[DTensor] Support user-supplied Generator for random ops #159933

wconstab · 2025-08-06T04:45:55Z

Stack from ghstack (oldest at bottom):

-> [DTensor] Support user-supplied Generator for random ops #159933

If the user provides a generator kwarg to a random op (e.g.
nn.init.uniform_(..., generator=my_generator)), we can still advance
that generator's state in a SPMD-global way so that each local-tensor
gets appropriate values and the generator advances to the same state as
if it had operated on the full tensor.

cc @H-Huang @awgu @wanchaol @fegin @fduwjj @wz337 @d4l3k @pragupta

If the user provides a generator kwarg to a random op (e.g. nn.init.uniform_(..., generator=my_generator)), we can still advance that generator's state in a SPMD-global way so that each local-tensor gets appropriate values and the generator advances to the same state as if it had operated on the full tensor. [ghstack-poisoned]

pytorch-bot · 2025-08-06T04:45:59Z

🔗 Helpful Links

🧪 See artifacts and rendered test results at hud.pytorch.org/pr/159933

📄 Preview Python docs built from this PR
📄 Preview C++ docs built from this PR
❓ Need help or want to give feedback on the CI? Visit the bot commands wiki or our office hours

Note: Links to docs will display an error until the docs builds have been completed.

✅ You can merge normally! (3 Unrelated Failures)

As of commit 7a01a13 with merge base 908c5cc ():

UNSTABLE - The following jobs are marked as unstable, possibly due to flakiness on trunk:

Check Labels / Check labels (gh) (#159894)
RuntimeError: GraphQL query
Check mergeability of ghstack PR / ghstack-mergeability-check (gh) (#159899)
RuntimeError: GraphQL query
pull / linux-jammy-py3_9-clang9-xla / test (xla, 1, 1, linux.12xlarge, unstable) (gh) (#158876)
/var/lib/jenkins/workspace/xla/torch_xla/csrc/runtime/BUILD:476:14: Compiling torch_xla/csrc/runtime/xla_util_test.cpp failed: (Exit 1): gcc failed: error executing CppCompile command (from target //torch_xla/csrc/runtime:xla_util_test) /usr/bin/gcc -U_FORTIFY_SOURCE -fstack-protector -Wall -Wunused-but-set-parameter -Wno-free-nonheap-object -fno-omit-frame-pointer -g0 -O2 '-D_FORTIFY_SOURCE=1' -DNDEBUG -ffunction-sections ... (remaining 229 arguments skipped)
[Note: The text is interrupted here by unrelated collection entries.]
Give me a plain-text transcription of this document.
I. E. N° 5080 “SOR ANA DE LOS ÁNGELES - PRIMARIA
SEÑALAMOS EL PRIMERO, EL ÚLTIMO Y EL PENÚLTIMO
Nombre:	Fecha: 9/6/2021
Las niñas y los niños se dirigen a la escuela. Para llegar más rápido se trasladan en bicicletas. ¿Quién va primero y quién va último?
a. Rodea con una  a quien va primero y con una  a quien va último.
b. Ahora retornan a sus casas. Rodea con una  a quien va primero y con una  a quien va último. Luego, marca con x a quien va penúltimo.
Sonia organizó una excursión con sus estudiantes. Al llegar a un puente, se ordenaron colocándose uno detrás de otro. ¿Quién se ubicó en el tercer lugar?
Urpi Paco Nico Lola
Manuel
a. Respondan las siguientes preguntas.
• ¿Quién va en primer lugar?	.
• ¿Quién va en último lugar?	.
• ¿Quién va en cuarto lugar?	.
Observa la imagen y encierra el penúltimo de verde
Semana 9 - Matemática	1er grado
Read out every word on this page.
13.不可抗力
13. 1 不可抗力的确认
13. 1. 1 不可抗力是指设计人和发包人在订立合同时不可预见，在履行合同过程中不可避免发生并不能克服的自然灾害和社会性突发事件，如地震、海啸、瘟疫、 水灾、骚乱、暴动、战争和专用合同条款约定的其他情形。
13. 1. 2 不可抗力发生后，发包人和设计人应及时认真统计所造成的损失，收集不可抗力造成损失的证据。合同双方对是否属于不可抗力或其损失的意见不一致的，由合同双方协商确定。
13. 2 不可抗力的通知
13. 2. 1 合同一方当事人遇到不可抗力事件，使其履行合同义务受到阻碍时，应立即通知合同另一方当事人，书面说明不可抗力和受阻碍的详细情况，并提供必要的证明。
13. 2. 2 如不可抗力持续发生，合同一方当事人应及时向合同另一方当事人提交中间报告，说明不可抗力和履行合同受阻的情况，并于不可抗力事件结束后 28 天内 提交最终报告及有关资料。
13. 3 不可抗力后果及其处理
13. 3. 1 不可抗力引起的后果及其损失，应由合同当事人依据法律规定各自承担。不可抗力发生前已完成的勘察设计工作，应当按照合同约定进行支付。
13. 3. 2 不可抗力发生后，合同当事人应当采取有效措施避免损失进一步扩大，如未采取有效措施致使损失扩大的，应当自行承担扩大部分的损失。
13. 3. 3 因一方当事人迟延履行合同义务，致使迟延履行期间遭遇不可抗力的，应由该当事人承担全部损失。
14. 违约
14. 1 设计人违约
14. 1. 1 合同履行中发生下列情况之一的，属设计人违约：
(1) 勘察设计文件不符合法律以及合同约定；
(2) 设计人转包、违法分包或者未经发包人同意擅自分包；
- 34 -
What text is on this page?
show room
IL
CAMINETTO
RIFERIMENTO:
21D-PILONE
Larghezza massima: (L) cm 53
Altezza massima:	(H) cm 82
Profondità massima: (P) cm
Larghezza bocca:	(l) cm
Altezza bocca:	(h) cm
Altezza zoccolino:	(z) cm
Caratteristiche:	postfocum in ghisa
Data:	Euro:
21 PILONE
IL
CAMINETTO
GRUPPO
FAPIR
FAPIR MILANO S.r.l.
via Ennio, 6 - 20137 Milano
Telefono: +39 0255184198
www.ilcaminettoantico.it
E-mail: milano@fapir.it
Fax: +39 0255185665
This comment was automatically generated by Dr. CI and updates every 15 minutes.

If the user provides a generator kwarg to a random op (e.g. nn.init.uniform_(..., generator=my_generator)), we can still advance that generator's state in a SPMD-global way so that each local-tensor gets appropriate values and the generator advances to the same state as if it had operated on the full tensor. ghstack-source-id: b93f34f Pull Request resolved: #159933

test/distributed/tensor/test_random_ops.py

wconstab · 2025-08-06T06:07:59Z

torch/distributed/tensor/_random.py


-    def _distribute_region(self, spec: DTensorSpec):
+    def _distribute_region(
+        self, spec: DTensorSpec, generator: Optional[torch.Generator]


Missing =None

XilunWu

Overall LGTM. Let me know if you need quick unblock.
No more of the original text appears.